Infrastructure investment could have Ireland flying high
AMIDST all the hand-wringing of late about the ending of the direct flight from Aldergrove to Newark, it's worth reminding ourselves that there are dozens of weekly flights to the States departing from just down the road.
Dublin - the major airport on this island and the fifth busiest across the UK and Ireland – is only about one-and-three-quarter hours away fro Belfast by road, and services destinations including New York, Chicago, and Boston.
That's not to diminish Belfast International Airport in any way, but I don't think we should get too fixated on having a direct flight to the US from Belfast. Perhaps there's a bigger picture that we need to see.
Should we actually be focusing our efforts and resources more on improving the infrastructure that links Belfast with Dublin, and Belfast with Derry? I think undoubtedly so.
Not only would this make Dublin Airport all the more accessible from Belfast and other parts of Northern Ireland, it would be something to help sell Northern Ireland to international investors. Transport and infrastructure are seen as two of the key factors in attracting inward investment.
The reality is that the Belfast to Dublin corridor is economically critical to this part of the world and something that we should be seeking to further develop – whatever the political context. With improved transport infrastructure - most significantly rail – Belfast could benefit considerably from its proximity to Dublin, which is a significant international city.
The Dublin-Belfast corridor has a population of something like 3.3 million people. The Dublin region has a GDP of over €100 billion, according to Dublin Chamber, while some estimates put Belfast Metropolitan Area's GDP at over €30 billion, giving a total regional GDP of €130 billion or more.
At present, the office market in Dublin is extremely buoyant, with significant demand, driven by the tech sector. Nine out of the top 10 global software and US technology firms have an Irish presence (largely Dublin), while all of the top 10 global ‘born on the internet' businesses operate there.
Amazon recently took 170,000 sq ft in Dublin, Facebook occupies 250,000 sq ft, Google has 600,000 sq ft and counting, and Twitter is poised to move into 100,000 sq ft of space.
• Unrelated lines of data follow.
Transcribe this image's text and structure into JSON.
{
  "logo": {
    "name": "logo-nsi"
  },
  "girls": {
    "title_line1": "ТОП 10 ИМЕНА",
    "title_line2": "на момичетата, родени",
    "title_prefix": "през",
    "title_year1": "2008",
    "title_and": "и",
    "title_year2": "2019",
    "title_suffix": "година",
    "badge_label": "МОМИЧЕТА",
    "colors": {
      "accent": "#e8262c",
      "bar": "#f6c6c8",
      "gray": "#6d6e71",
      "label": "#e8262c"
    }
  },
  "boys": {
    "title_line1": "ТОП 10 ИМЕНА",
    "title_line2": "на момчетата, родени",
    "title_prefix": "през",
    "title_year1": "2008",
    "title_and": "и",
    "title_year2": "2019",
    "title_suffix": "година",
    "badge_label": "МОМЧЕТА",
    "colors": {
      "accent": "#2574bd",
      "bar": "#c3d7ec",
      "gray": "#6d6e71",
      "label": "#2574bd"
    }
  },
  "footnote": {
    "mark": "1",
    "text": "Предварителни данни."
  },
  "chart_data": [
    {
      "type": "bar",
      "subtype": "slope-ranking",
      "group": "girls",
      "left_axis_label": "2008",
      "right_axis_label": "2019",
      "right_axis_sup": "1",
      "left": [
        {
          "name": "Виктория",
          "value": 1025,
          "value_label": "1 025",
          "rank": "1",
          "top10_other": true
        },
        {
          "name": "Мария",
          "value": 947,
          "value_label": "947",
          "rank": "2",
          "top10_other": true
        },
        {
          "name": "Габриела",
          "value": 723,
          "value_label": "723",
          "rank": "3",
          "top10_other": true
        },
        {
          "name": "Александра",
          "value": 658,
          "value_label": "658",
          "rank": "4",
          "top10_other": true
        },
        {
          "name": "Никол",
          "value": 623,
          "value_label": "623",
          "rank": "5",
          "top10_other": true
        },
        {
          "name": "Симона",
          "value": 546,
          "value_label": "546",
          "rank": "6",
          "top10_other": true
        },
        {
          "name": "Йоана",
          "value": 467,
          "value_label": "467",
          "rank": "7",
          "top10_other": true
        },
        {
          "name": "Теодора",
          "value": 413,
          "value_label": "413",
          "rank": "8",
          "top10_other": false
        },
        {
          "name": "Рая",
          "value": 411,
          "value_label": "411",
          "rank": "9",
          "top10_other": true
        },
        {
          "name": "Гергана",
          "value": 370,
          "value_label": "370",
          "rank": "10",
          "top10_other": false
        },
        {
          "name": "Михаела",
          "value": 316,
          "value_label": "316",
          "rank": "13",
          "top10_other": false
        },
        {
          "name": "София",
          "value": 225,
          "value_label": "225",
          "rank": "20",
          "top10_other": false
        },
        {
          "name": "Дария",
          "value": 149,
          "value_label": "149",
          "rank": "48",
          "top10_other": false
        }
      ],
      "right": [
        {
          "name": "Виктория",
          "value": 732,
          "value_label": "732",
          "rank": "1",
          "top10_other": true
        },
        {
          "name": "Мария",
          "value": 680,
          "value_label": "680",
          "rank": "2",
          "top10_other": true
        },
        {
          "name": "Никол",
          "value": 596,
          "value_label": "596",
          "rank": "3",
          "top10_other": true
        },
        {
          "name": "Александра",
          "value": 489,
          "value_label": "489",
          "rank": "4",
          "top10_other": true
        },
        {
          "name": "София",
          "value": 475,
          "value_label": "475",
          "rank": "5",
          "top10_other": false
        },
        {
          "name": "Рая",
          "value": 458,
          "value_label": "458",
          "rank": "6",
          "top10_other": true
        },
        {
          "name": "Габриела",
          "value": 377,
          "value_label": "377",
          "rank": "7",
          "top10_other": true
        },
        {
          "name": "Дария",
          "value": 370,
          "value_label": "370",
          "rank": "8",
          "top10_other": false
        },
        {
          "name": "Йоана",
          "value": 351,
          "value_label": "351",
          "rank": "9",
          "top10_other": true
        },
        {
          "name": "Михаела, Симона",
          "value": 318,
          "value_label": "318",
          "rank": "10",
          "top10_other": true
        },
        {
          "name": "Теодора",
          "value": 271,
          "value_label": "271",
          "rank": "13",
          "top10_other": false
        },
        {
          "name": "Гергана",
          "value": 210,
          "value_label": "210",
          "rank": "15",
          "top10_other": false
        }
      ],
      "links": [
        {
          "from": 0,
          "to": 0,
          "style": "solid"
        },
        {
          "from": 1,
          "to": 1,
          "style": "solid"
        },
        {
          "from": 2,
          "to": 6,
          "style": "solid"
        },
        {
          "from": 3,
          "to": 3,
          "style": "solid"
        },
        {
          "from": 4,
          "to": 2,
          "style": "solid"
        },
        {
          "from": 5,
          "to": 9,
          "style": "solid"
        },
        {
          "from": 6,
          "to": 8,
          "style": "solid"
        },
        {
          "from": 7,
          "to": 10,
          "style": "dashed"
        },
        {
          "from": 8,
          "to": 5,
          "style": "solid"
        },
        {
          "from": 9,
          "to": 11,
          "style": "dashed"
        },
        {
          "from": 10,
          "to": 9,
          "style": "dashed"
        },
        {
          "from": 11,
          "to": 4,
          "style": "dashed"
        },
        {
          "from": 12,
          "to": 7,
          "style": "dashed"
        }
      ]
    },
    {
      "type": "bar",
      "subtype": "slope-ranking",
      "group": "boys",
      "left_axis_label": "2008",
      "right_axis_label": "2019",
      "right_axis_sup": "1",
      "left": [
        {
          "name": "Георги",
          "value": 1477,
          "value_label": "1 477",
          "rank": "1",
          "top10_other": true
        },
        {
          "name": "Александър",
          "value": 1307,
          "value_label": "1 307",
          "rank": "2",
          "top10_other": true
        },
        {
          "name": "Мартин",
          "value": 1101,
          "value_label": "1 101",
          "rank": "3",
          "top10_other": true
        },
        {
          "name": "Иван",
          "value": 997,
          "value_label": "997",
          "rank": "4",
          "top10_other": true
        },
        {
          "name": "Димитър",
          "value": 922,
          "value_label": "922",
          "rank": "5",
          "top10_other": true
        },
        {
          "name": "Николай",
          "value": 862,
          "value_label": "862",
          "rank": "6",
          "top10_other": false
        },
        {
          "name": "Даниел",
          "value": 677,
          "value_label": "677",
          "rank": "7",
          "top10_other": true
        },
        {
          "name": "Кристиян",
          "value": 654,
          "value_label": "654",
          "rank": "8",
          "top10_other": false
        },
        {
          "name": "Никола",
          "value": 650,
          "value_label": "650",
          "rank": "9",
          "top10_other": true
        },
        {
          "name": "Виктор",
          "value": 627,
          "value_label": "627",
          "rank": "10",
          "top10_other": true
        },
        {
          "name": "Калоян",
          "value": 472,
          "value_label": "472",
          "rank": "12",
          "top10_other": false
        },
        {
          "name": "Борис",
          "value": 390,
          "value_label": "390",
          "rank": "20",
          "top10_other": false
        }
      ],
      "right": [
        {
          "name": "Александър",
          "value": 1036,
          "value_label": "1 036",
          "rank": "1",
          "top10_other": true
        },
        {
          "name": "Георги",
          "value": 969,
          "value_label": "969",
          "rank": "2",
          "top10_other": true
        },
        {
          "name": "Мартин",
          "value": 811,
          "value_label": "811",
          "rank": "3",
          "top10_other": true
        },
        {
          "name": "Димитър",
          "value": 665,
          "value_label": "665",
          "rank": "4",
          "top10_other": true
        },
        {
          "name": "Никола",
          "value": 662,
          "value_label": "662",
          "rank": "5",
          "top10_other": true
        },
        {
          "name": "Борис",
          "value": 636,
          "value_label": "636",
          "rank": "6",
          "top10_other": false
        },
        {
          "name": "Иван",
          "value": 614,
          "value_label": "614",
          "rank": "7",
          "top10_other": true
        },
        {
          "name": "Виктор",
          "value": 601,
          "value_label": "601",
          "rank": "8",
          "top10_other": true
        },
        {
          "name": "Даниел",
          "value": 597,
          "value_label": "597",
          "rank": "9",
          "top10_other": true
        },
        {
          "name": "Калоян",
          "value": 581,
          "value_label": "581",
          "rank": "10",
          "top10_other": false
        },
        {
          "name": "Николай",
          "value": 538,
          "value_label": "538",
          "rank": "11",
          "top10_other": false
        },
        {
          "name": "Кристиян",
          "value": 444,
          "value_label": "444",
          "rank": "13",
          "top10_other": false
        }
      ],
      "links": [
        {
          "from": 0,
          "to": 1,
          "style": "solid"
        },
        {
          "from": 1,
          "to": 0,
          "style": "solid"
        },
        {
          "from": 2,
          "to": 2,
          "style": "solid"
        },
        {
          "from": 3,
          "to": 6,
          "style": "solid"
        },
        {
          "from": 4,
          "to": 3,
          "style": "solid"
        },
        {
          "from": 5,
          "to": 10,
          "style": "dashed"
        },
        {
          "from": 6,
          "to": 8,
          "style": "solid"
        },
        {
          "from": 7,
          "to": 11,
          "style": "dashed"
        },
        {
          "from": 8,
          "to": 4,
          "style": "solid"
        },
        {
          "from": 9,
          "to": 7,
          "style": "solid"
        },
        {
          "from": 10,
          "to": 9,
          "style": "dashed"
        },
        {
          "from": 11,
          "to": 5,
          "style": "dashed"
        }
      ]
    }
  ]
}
Dublin actually has a shortage of space (though it has 7 million sq ft of new space in the pipeline, with half of that actually under construction). Belfast, with its lower cost-base, could be a viable alternative to Dublin, but also a viable additional location for major international companies.
Enhanced transport infrastructure would also make Dublin a more viable destination for people living in Belfast to commute to for work, therefore opening up a wider range of high value jobs. And it would make Dublin an even more viable market for local companies – including services firms – to do business in.
Whatever your political persuasion, I think it is critical that we genuinely recognise that we live in an all-island economy, and that isn't going to change.
So we need to maximise the opportunity and focus on improving links - transport and otherwise – with the other major economic centre on the island.
:: Ben Collins is director of the Royal Institution of Chartered Surveyors (RICS) in Northern Ireland, which represents 4,000 cross-sectoral members comprising of chartered and associate surveyors, trainees and students.